А там, на Подоле, сурово стояли старухи, прижав образа к груди, будто показывали святым, что деется.
Мелькала в открытых переходах великокняжеского дворца простоволосая Настасья, семенили за ней служанки, ничего не делая, лишь бы быть под рукой, и неподвижно стояла на дворцовой вышке — Андрейчик подтолкнул локтем Ивана, мол, гляди! — чёрная Ульяна.
   — Курица-хохлатка, — сказал Андрей.
   — Почему?
   — Всегда боком глядит, и хохол надо лбом.
Ульяна была кудревата.
Стекленело переливался жар вокруг терема Ивана.
   — Скоро займёмся, — пообещал Андрей.
   — Почему? — испуганно и тупо спросил Иван.
   — Жар большой. Скоро уже.
Перила крыльца, балясины и впрямь стали горячими.
   — Братцы, спускайтесь сюды, мы боимся! — кричали снизу сёстры.
— Где же дядька-то? — беспокойно оглядывался Иванчик.
   — Да зачем он тебе? Маленький ты, что ли? Тушит со всеми. Мы — княжичи, сами о себе позаботимся.
Стало душно и почти темно. Лишь там, за кремлёвскими стенами, переливалось золотисто-алое сияние, а внутри его — бархатно-обугленные срубы.
Вдруг с неба рванул холодный вихорь, раз... другой... Волосы у княжичей стали дыбом, рубахи на сёстрах раздуло колоколом.
   — Сейчас, Ваньк, сейчас начнётся, — шептал Андрей.
Небо густо громыхнуло.
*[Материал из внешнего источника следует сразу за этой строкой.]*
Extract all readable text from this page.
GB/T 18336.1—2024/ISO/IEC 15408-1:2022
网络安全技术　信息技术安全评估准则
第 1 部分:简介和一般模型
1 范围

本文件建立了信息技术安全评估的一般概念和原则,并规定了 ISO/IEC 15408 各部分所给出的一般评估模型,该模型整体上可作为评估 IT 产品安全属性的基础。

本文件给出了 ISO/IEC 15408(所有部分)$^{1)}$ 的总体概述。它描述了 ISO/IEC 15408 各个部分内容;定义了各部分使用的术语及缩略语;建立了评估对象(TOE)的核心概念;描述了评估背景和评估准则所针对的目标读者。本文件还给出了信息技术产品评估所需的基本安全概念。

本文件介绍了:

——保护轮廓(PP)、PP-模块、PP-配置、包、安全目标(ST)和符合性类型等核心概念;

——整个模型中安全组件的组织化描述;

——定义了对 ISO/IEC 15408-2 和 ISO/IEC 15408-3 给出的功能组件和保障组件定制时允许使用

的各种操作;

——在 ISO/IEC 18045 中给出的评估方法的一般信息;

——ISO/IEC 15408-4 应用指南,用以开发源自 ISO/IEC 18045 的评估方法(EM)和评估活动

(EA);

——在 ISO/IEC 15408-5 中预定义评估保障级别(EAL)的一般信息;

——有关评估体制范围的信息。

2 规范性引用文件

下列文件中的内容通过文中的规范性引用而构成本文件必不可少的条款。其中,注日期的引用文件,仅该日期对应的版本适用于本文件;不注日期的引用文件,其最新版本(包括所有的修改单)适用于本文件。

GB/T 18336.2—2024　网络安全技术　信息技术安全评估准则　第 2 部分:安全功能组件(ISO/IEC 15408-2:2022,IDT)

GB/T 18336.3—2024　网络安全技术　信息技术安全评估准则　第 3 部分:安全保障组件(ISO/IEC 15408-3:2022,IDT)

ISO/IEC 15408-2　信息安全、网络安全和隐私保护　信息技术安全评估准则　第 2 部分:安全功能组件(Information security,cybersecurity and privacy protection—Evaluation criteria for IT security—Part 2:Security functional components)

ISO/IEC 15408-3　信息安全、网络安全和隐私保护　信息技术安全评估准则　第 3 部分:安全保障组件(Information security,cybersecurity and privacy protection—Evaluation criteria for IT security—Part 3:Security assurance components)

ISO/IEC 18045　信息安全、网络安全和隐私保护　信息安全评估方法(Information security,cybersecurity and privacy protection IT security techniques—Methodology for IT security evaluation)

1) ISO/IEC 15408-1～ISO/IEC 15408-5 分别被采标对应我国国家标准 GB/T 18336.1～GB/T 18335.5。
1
За лугами огненный змей мелькнул извилисто в грязной рванине туч и воткнулся в землю где-то за Ордынской дорогой.
Сёстры, зажимая уши, закрывая головы руками, побежали в подклеть, роняя ленты из нерасчёсанных с утра кос. Распахнув дверь подклети, княжны визжали оттуда и звали братьев.
Аспидная мгла надвигалась на Кремль с Подола, и будто сами собой летали в ней черевчатые светящиеся головни. Громовые раскаты мешались со свистом огня и человеческими стенаниями. То, что было зовом детей, руганью, кликаньем скотины, призыванием Бога, стало единым бессильным стенанием. Что-то живое и неотвратимое, исчерна-синее вверху и раскалённое снизу, шло на Кремль и наконец ввалилось, втянулось, всосалось в его распахнутые ворота, украсив багрецом башни и гоня перед собою пыль, мелкий мусор и клочья сгоревших одежд.
   — Светопреставление! — крикнул Андрей. — Девки, запирайтесь там!
Сёстры завизжали ещё громче. Слышно было, как они повезли кованую дверь подклети и грохнули ею. Вжикнули засовы — княжны запёрлись.
Иванчик подумал, зря это, напрасно они забились в подклеть — рухнет кровля, им не выбраться, но стоял в оцепенении, не в силах сдвинуться. «Ангел Божий, — шептал он про себя, — хранитель мой святой, данный мне от Господа с небеси для сохранения меня, прилежно молю тебя, ты меня сегодня от всякого зла сохрани, настави на добрые дела и на путь спасения направь!»
И вдруг, утешенный ангелом, он ; сказал почти спокойно:
— Сейчас дождь пойдёт, и всё кончится.
   — Церкви на Москве занялись, — сообщил Андрей.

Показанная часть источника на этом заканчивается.